Forcillo Case: Attitude Toward How Police Deal With Those in Crisis Changing
Const. James Forcillo leaves court in Toronto on Jan. 25, 2016. Forcillo has been found guilty of attempted murder in the 2013 shooting death of troubled teen Sammy Yatim on an empty streetcar. (THE CANADIAN PRESS/Nathan Denette)
The Canadian Press
1/27/2016
Updated:
1/27/2016

TORONTO—A guilty finding against a Toronto police officer who gunned down a knife-wielding teen on an empty streetcar suggests the public has become more sensitive toward how police deal with those in crisis, some experts say.

At the same time, they said, the prosecution of Const. James Forcillo has highlighted the need to address systemic issues around police training and the funding of mental health services.

“The public no longer has an appetite for police simply saying, ‘This is use of force’,” said Frances Jewell, executive director with the Mental Health Rights Coalition in Hamilton.

“The conversation has started but there’s a disconnect between what police are saying has changed and what has changed.”

In what has been described as a “compromise” verdict, a jury acquitted Forcillo on Jan. 25 of second-degree murder for shooting Sammy Yatim, 18, but found him guilty of attempted murder for continuing to fire after the dying teen had fallen to the floor.

Forcillo’s union warned the verdict would put officers at further risk by causing them to hesitate before responding to dangerous situations.

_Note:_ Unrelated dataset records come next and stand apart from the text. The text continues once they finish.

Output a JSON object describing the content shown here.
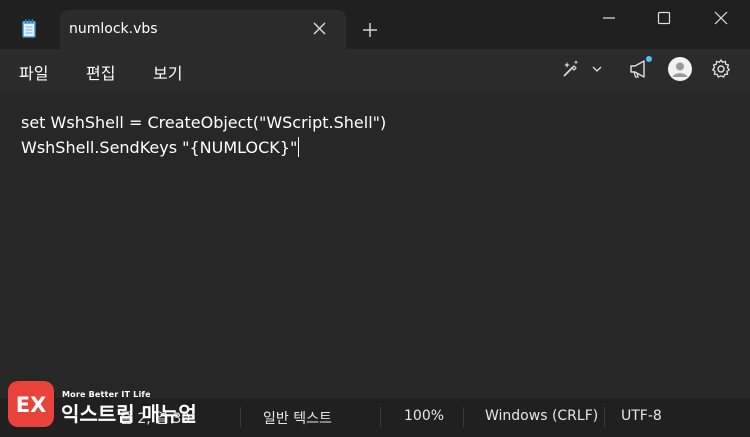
{
  "window": {
    "tab_title": "numlock.vbs",
    "icons": [
      "notepad-icon",
      "close-icon",
      "plus-icon",
      "minimize-icon",
      "maximize-icon",
      "close-window-icon"
    ]
  },
  "menu": {
    "file": "파일",
    "edit": "편집",
    "view": "보기"
  },
  "toolbar": {
    "icons": [
      "copilot-icon",
      "chevron-down-icon",
      "megaphone-icon",
      "avatar-icon",
      "gear-icon"
    ],
    "notification_dot_color": "#4cc2ff"
  },
  "editor": {
    "lines": [
      "set WshShell = CreateObject(\"WScript.Shell\")",
      "WshShell.SendKeys \"{NUMLOCK}\""
    ]
  },
  "status": {
    "position": "줄 2, 열 30",
    "mode": "일반 텍스트",
    "zoom": "100%",
    "line_ending": "Windows (CRLF)",
    "encoding": "UTF-8"
  },
  "watermark": {
    "logo_text": "EX",
    "tagline": "More Better IT Life",
    "name": "익스트림 매뉴얼"
  }
}
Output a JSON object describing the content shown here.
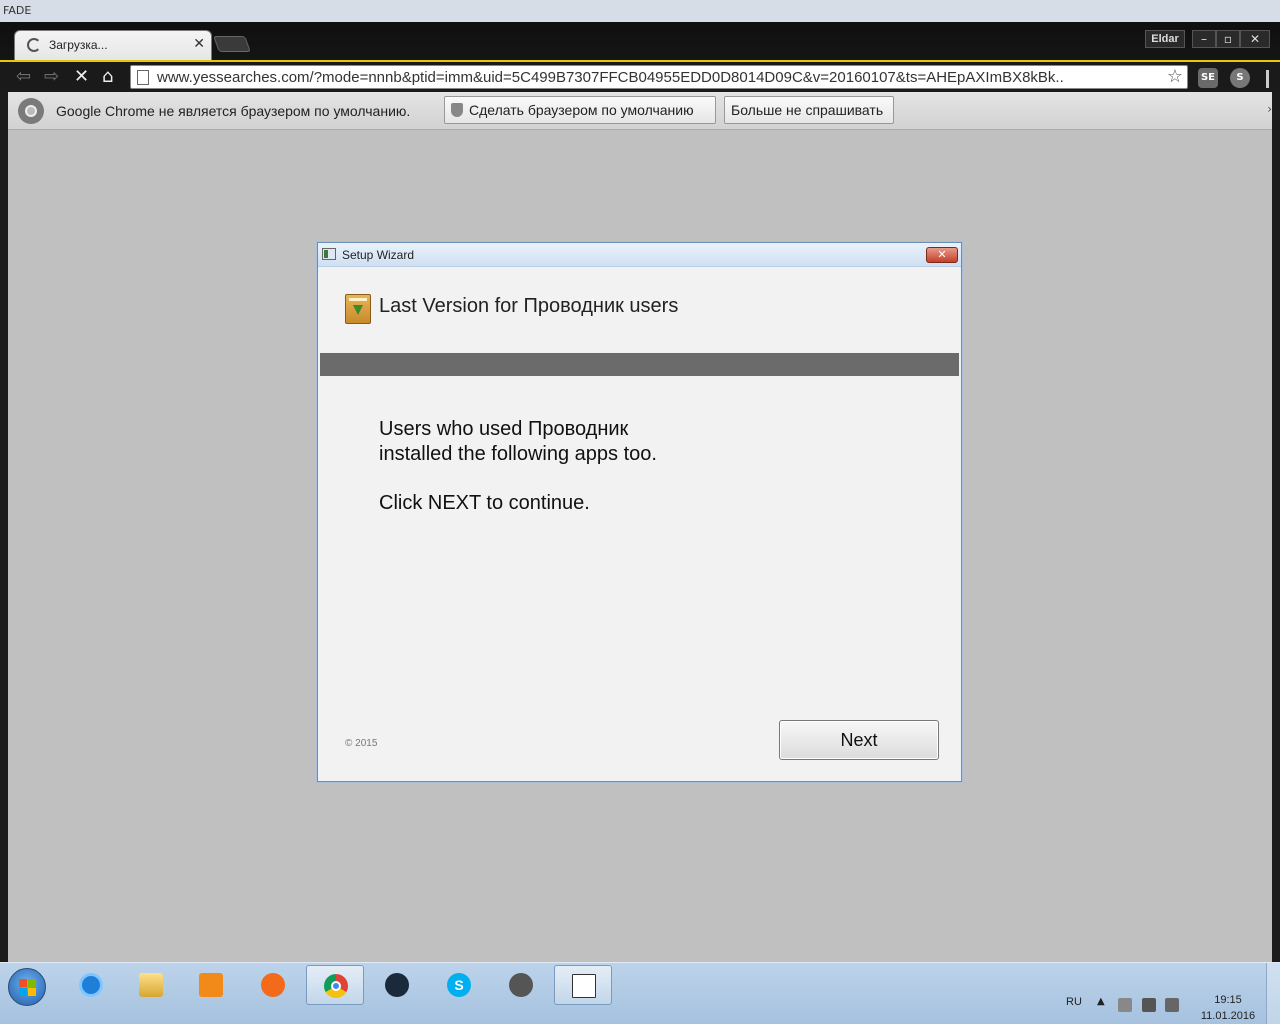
{
  "desktop": {
    "top_label": "FADE"
  },
  "browser": {
    "tab": {
      "title": "Загрузка..."
    },
    "profile": "Eldar",
    "address": {
      "url": "www.yessearches.com/?mode=nnnb&ptid=imm&uid=5C499B7307FFCB04955EDD0D8014D09C&v=20160107&ts=AHEpAXImBX8kBk.."
    },
    "infobar": {
      "message": "Google Chrome не является браузером по умолчанию.",
      "set_default_label": "Сделать браузером по умолчанию",
      "dont_ask_label": "Больше не спрашивать"
    }
  },
  "dialog": {
    "window_title": "Setup Wizard",
    "header": "Last Version for Проводник users",
    "body_line1": "Users who used Проводник",
    "body_line2": "installed the following apps too.",
    "body_line3": "Click NEXT to continue.",
    "copyright": "© 2015",
    "next_label": "Next"
  },
  "taskbar": {
    "language": "RU",
    "time": "19:15",
    "date": "11.01.2016"
  }
}
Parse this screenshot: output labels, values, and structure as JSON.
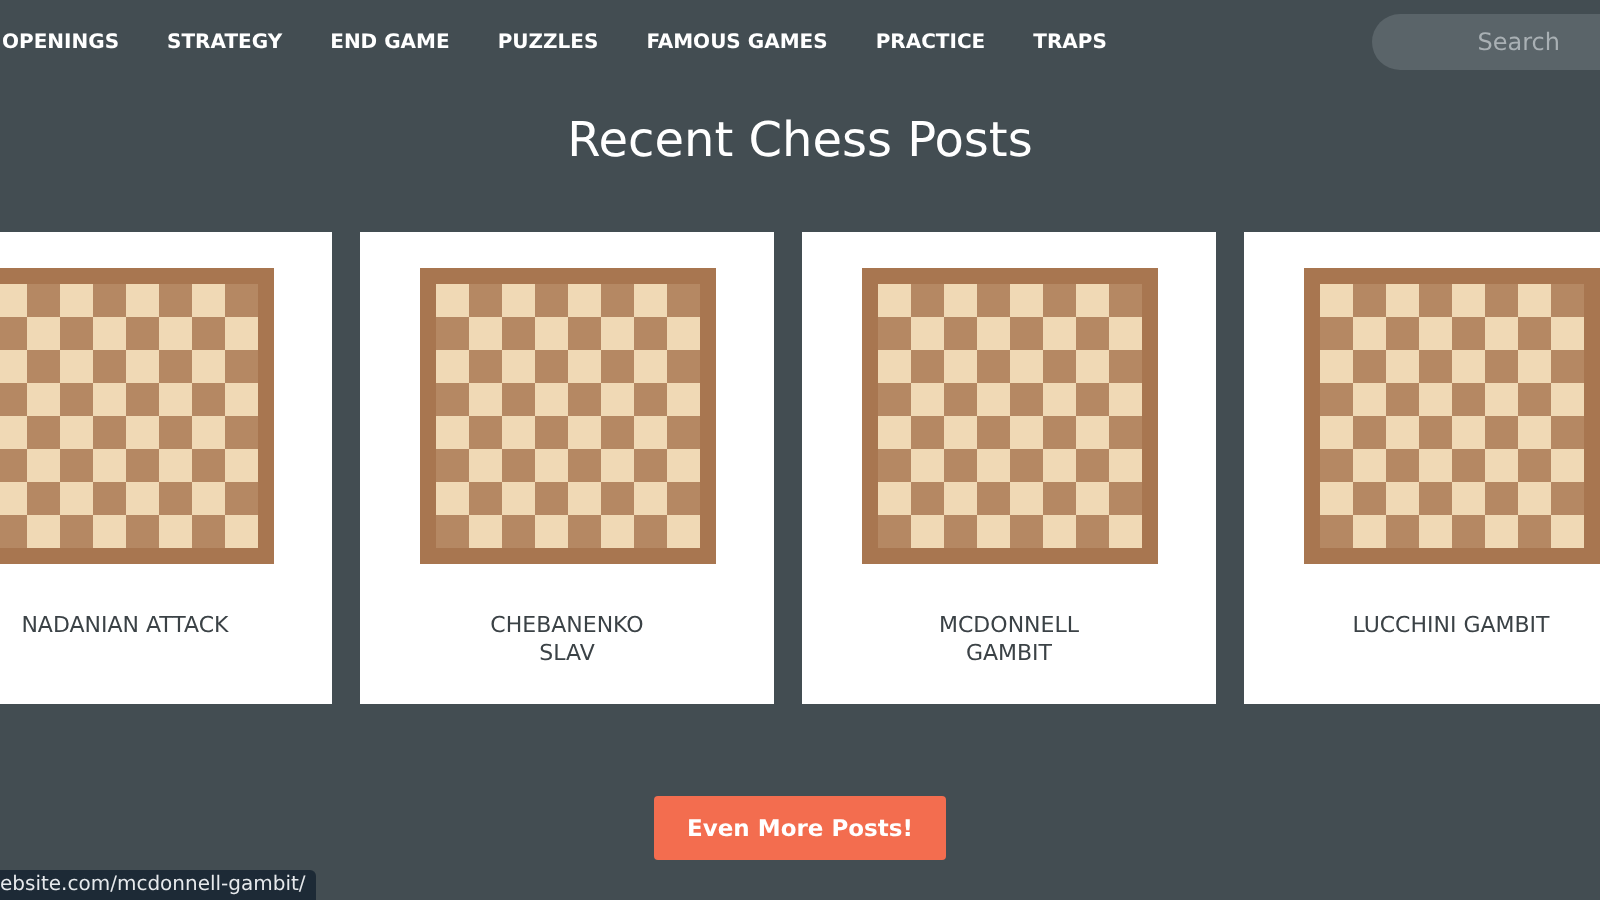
{
  "nav": {
    "items": [
      {
        "label": "OPENINGS"
      },
      {
        "label": "STRATEGY"
      },
      {
        "label": "END GAME"
      },
      {
        "label": "PUZZLES"
      },
      {
        "label": "FAMOUS GAMES"
      },
      {
        "label": "PRACTICE"
      },
      {
        "label": "TRAPS"
      }
    ],
    "search": {
      "placeholder": "Search"
    }
  },
  "heading": "Recent Chess Posts",
  "posts": [
    {
      "title": "NADANIAN ATTACK"
    },
    {
      "title": "CHEBANENKO SLAV"
    },
    {
      "title": "MCDONNELL GAMBIT"
    },
    {
      "title": "LUCCHINI GAMBIT"
    }
  ],
  "more_button": "Even More Posts!",
  "status_url": "ebsite.com/mcdonnell-gambit/"
}
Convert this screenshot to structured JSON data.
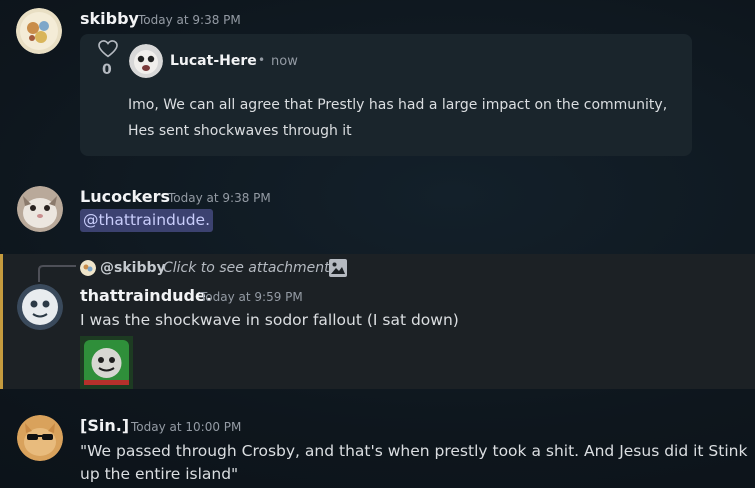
{
  "messages": [
    {
      "username": "skibby",
      "timestamp": "Today at 9:38 PM",
      "embed": {
        "like_count": "0",
        "author": "Lucat-Here",
        "separator": "•",
        "time": "now",
        "line1": "Imo, We can all agree that Prestly has had a large impact on the community,",
        "line2": "Hes sent shockwaves through it"
      }
    },
    {
      "username": "Lucockers",
      "timestamp": "Today at 9:38 PM",
      "mention": "@thattraindude."
    },
    {
      "reply_to": "@skibby",
      "reply_preview": "Click to see attachment",
      "username": "thattraindude.",
      "timestamp": "Today at 9:59 PM",
      "text": "I was the shockwave in sodor fallout (I sat down)"
    },
    {
      "username": "[Sin.]",
      "timestamp": "Today at 10:00 PM",
      "line1": "\"We passed through Crosby, and that's when prestly took a shit. And Jesus did it Stink",
      "line2": "up the entire island\""
    }
  ],
  "colors": {
    "background": "#0e161d",
    "mention_bg": "#3c4270",
    "highlight_bar": "#c59b3e"
  }
}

On the other hand, the lawyer for Yatim’s family suggested too many officers have been literally getting away with murder by claiming self-defence.

Dorothy Cotton, a forensic psychologist in Kingston, Ont., said the verdict is a sign attitudes toward the mentally ill—and police accountability—have shifted.

“The significance of this whole trial is really in the fact that there was a trial and he was found guilty of anything at all,” said Cotton, who has worked with the Canadian Association of Chiefs of Police and the Mental Health Commission of Canada.

“In contrast to attitudes we had in the past toward people who appear to be crazy or out of their minds, society as a whole is saying that this is not the norm and we can’t tolerate this any more.”

Statistics Canada data show about one million interactions between police and people in some kind of mental health crisis each year. The vast majority end without serious incident. For others, however, the result is what advocates consider an unnecessary fatality as well as trauma for both the families and officers involved.